1 Plusieurs ermites, près d’un petit temple qui se dresse dans un paysage escarpé (symbole de l’éloignement du monde), vaquent à leurs occupations : l’un d’entre eux trait une chèvre, un autre lit assis, un autre encore prie... Leur indifférence devant la mort traduit une confiance sereine dans le salut éternel comme fruit de la piété et de la dévotion.

2 Un roi et ses chevaliers, qui mènent une existence insouciante, partent chasser et tombent sur trois morts à divers stades de décomposition (le souverain se bouche le nez à cause de l’odeur de la putréfaction). La rencontre est un rappel du caractère éphémère de la vie et des plaisirs terrestres.

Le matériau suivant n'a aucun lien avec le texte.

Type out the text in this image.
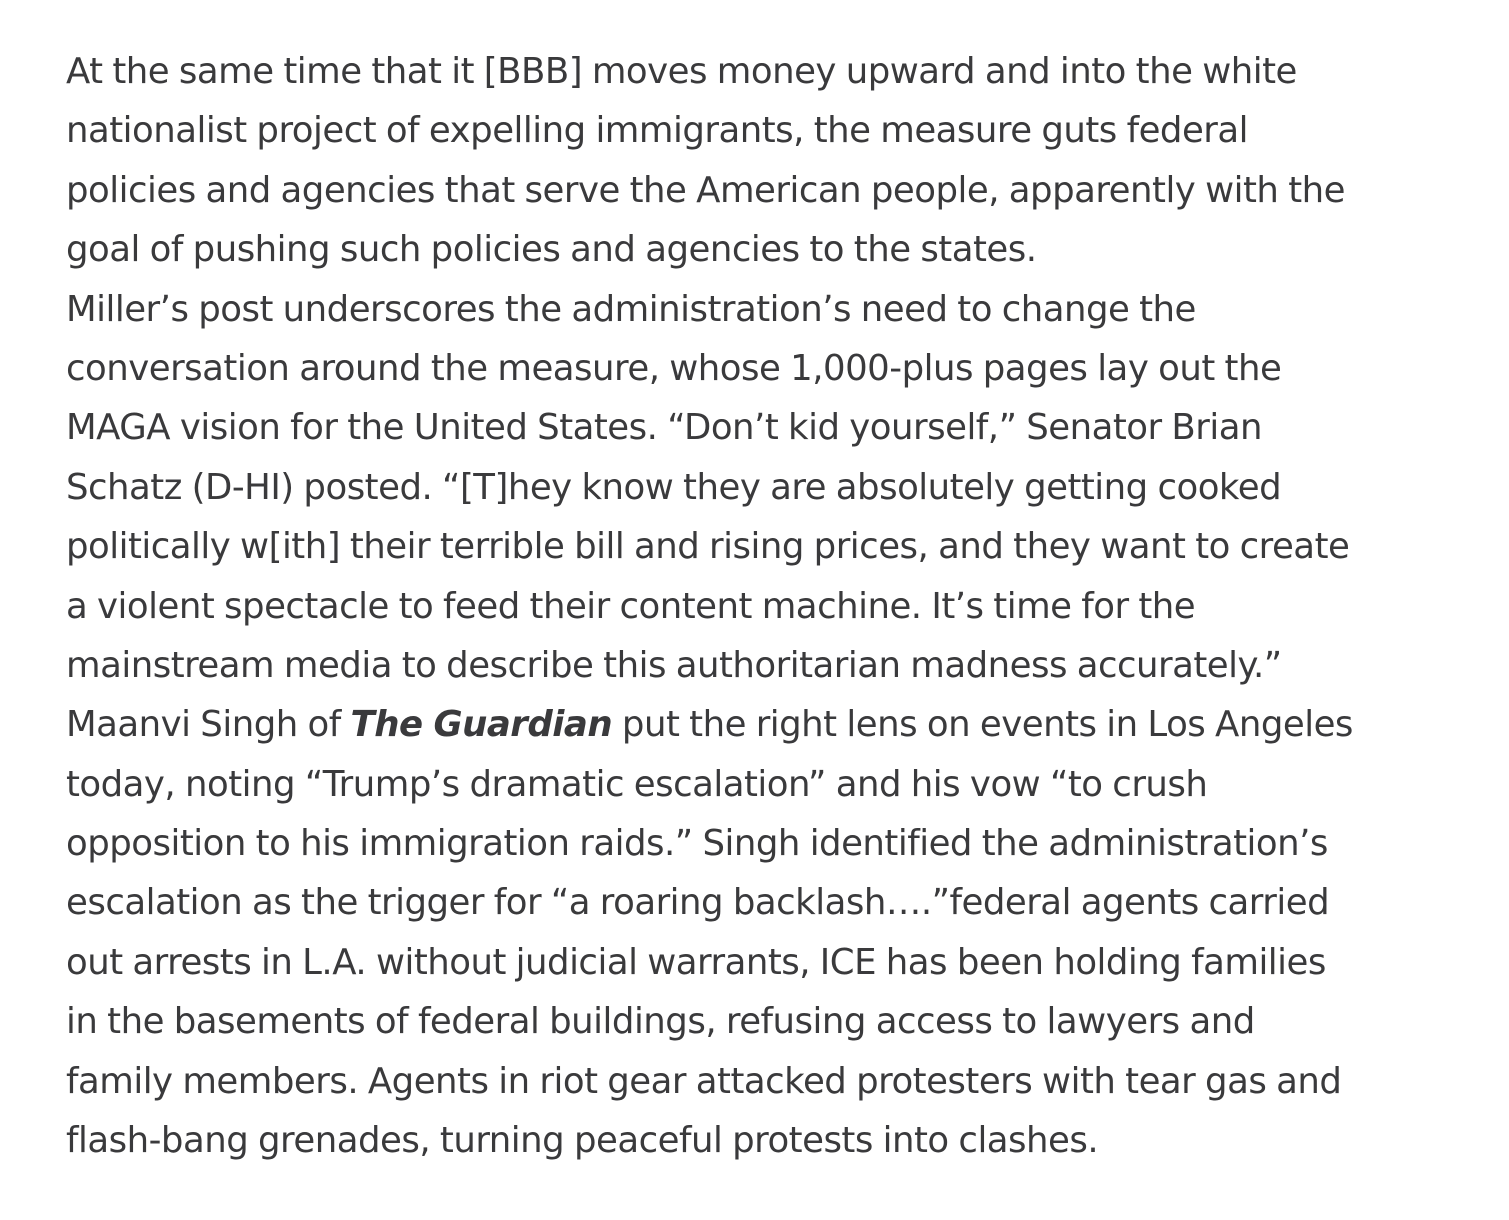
At the same time that it [BBB] moves money upward and into the white
nationalist project of expelling immigrants, the measure guts federal
policies and agencies that serve the American people, apparently with the
goal of pushing such policies and agencies to the states.
Miller’s post underscores the administration’s need to change the
conversation around the measure, whose 1,000-plus pages lay out the
MAGA vision for the United States. “Don’t kid yourself,” Senator Brian
Schatz (D-HI) posted. “[T]hey know they are absolutely getting cooked
politically w[ith] their terrible bill and rising prices, and they want to create
a violent spectacle to feed their content machine. It’s time for the
mainstream media to describe this authoritarian madness accurately.”
Maanvi Singh of The Guardian put the right lens on events in Los Angeles
today, noting “Trump’s dramatic escalation” and his vow “to crush
opposition to his immigration raids.” Singh identified the administration’s
escalation as the trigger for “a roaring backlash….”federal agents carried
out arrests in L.A. without judicial warrants, ICE has been holding families
in the basements of federal buildings, refusing access to lawyers and
family members. Agents in riot gear attacked protesters with tear gas and
flash-bang grenades, turning peaceful protests into clashes.
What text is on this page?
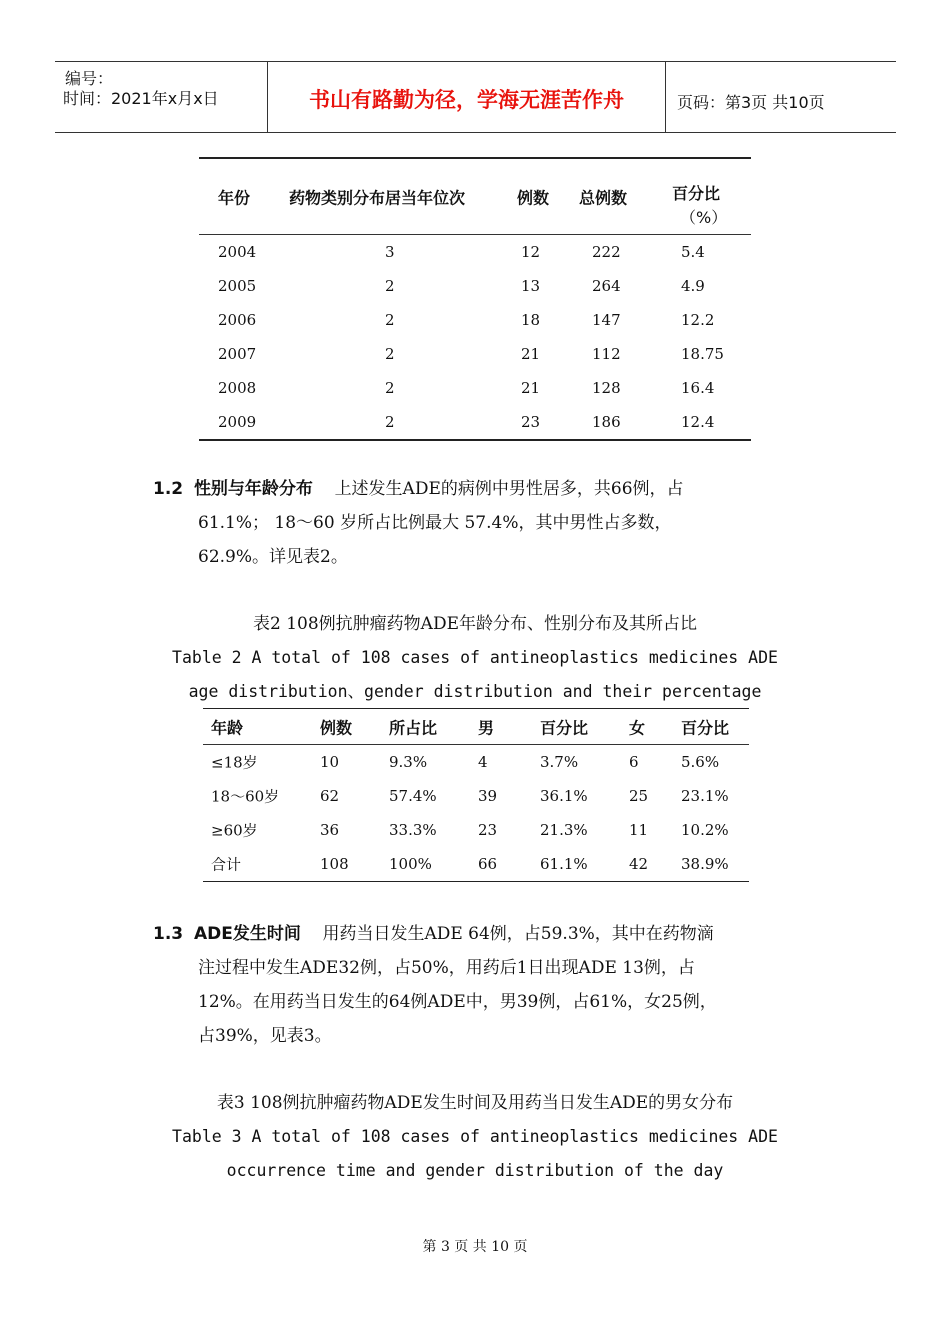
编号：
时间：2021年x月x日	书山有路勤为径，学海无涯苦作舟	页码：第3页 共10页
年份 药物类别分布居当年位次	例数 总例数	百分比
（%）
2004	3	12	222	5.4
2005	2	13	264	4.9
2006	2	18	147	12.2
2007	2	21	112	18.75
2008	2	21	128	16.4
2009	2	23	186	12.4
1.2 性别与年龄分布 上述发生ADE的病例中男性居多，共66例，占
61.1%； 18～60 岁所占比例最大 57.4%，其中男性占多数，
62.9%。详见表2。
表2 108例抗肿瘤药物ADE年龄分布、性别分布及其所占比
Table 2 A total of 108 cases of antineoplastics medicines ADE
age distribution、gender distribution and their percentage
年龄	例数 所占比	男	百分比	女 百分比
≤18岁	10	9.3%	4	3.7%	6	5.6%
18～60岁	62	57.4%	39	36.1%	25 23.1%
≥60岁	36	33.3%	23	21.3%	11 10.2%
合计	108	100%	66	61.1%	42 38.9%
1.3 ADE发生时间 用药当日发生ADE 64例，占59.3%，其中在药物滴
注过程中发生ADE32例，占50%，用药后1日出现ADE 13例，占
12%。在用药当日发生的64例ADE中，男39例，占61%，女25例，
占39%，见表3。
表3 108例抗肿瘤药物ADE发生时间及用药当日发生ADE的男女分布
Table 3 A total of 108 cases of antineoplastics medicines ADE
occurrence time and gender distribution of the day
第 3 页 共 10 页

3 Les défunts sont entassés en un seul monticule, tous mélangés, soulignant ainsi le caractère égalitaire de la mort : face à elle, ils sont tous égaux. Pontifes, rois, princes, paysans ou bourgeois, aucune différence, un essaim de démons volants s’abat sur eux afin de s’emparer des âmes des pécheurs.

La fresque Le Triomphe de la mort aurait été peinte peu avant l’épidémie, par Buonamico Buffalmacco, au Campo Santo de Pise. L’œuvre était prémonitoire.